À peine deux mois plus tard, soit le 19 février 1998, le quotidien Le Soleil publiait en première page un reportage exclusif de Michel Vaste] portant en gros titre « Feu vert au projet Churchill ». Dans un autre texte, le journaliste faisait aussi état « d'une négociation secrète sur le mégaprojet » menée par les premiers ministres Lucien Bouchard et Brian Tobin « derrière les portes closes » (Vastel 1998a, 19-02 : A-8). La semaine suivante, les Innus de la Côte-Nord et du Labrador menaçaient de poursuivre les gouvernements de Terre-Neuve et du Québec « pour les dommages occasionnés par le barrage Churchill Falls, il y a plus de 25 ans » (Tremblay 1998, 26-02 : A-1). Un de leurs représentants politiques, Guy Bellefleur, déclarait « ne pas avoir confiance aux gouvernements qui [...] se sont réunis en catimini dans le but de ne pas avoir les autochtones dans les pattes » (Tremblay 1998, 26-02 : A-2). Le 4 mars, les principaux quotidiens du pays annonçaient la tenue d'une conférence de presse par Bouchard et Tobin le lundi suivant à Churchill Falls. Deux jours après, des représentants innus faisaient part de leur intention de manifester leur désaccord par une manifestation publique (Anonyme, Le Soleil 6-03-1998 : A-7 ; Anonyme, The Gazette 06-03-1998 : D-6). Ils ont alors obtenu le succès médiatique escompté, car celle-ci a attiré l'attention de la presse nationale et internationale au point de reléguer au second plan la prestation des deux premiers ministres obligés de faire leur conférence de presse dans un local de fortune. Par la suite, on fit beaucoup état dans tout le Québec et dans les débats parlementaires de ce flop médiatique quelque peu mégalomane dont les coûts se sont élevés à 1,3 million.

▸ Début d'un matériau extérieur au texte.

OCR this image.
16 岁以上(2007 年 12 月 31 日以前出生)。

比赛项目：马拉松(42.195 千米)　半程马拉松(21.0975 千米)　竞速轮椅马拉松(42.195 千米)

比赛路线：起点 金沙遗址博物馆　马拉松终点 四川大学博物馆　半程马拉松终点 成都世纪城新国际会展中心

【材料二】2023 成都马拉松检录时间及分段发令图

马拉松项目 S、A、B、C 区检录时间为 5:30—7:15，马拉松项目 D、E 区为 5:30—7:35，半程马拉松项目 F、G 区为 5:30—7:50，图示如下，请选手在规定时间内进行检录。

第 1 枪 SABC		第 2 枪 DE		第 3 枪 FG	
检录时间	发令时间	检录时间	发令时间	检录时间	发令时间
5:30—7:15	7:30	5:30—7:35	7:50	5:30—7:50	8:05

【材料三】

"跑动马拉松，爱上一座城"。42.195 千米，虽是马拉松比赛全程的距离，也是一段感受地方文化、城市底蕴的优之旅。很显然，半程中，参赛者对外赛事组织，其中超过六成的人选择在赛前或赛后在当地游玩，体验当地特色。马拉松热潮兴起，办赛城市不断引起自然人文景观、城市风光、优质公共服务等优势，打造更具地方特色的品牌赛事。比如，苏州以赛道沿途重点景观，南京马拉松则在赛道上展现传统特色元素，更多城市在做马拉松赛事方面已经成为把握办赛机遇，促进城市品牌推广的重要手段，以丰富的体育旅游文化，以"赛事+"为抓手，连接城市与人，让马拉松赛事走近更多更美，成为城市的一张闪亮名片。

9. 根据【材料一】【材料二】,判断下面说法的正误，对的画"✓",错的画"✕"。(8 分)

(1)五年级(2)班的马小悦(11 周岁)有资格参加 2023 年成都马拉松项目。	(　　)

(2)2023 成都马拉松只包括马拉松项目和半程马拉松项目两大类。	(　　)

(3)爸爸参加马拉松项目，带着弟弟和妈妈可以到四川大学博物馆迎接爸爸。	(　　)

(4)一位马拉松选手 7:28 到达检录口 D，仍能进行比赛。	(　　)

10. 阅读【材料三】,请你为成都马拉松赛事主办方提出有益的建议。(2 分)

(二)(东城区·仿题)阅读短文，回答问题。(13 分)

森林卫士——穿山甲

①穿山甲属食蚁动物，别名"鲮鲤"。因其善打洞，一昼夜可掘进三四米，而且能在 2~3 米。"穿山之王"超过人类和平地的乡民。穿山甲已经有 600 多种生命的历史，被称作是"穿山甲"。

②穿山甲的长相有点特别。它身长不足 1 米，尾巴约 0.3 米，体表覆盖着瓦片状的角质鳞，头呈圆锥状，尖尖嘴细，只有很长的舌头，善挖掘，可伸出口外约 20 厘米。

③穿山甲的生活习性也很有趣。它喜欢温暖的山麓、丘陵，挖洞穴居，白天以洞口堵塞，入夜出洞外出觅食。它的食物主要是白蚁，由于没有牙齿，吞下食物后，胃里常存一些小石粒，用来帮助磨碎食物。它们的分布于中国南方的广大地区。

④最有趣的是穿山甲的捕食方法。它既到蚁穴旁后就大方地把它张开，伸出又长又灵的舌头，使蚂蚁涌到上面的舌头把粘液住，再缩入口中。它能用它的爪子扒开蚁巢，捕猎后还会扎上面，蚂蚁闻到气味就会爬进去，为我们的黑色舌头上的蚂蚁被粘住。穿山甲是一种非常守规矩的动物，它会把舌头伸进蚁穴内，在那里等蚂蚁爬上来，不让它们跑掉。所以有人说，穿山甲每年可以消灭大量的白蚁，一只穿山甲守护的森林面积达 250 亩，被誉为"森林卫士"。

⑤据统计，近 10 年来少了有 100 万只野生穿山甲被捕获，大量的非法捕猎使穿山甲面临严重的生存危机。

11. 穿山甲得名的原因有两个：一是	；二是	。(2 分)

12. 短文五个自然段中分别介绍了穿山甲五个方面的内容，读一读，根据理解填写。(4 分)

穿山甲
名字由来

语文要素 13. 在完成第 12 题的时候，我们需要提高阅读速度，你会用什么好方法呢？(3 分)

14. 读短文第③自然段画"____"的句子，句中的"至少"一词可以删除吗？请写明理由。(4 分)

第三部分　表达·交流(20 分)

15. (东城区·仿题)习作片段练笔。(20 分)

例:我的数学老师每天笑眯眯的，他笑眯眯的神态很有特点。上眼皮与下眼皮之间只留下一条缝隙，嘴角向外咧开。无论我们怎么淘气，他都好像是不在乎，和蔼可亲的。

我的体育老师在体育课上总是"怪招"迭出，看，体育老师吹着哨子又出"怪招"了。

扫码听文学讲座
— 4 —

J'étais absent du Québec pour une période prolongée lors de cette fameuse conférence de presse. À mon retour, j'ai été surpris qu'Hydro-Québec ait pu commettre une pareille bourde. Comme l'éditorialiste Donald Charette du journal Le Soleil, je ne comprenais pas que « Malgré ses engagements répétés, Hydro-Québec ne semble pas avoir appris de ses expériences passées... » (Charette 1998, 14-03 : A-20) et n'ait pas modifié sa façon de faire avec les groupes autochtones après ses déboires avec les Cris et le développement de la Baie James. Dans les rapports avec les Innus en 1998, on en était encore au même point qu'avec les Cris en 1970, lorsque Robert Bourassa avait annoncé de gigantesques chantiers et 100 000 emplois sans aucune considération pour ces derniers. Comment avait-on pu tenir les Innus complètement à l'écart des tractations politiques et penser que la conférence de presse se déroulerait normalement alors qu'une manifestation avait été ouvertement annoncée ? Les principales raisons rapportées dans les médias furent les suivantes : l'accord rendu public n'était qu'une entente cadre devant mener à une entente en bonne et due forme à la fin de l'année 1998 ; en conséquence, pour le gouvernement du Québec, les Innus ne devaient être consultés que dans cette seconde phase des négociations ; de façon plus directe, Brian Tobin déclara que la participation des Innus aux négociations dites préliminaires aurait eu pour effet de faire avorter toute possibilité d'entente entre Terre-Neuve et Québec.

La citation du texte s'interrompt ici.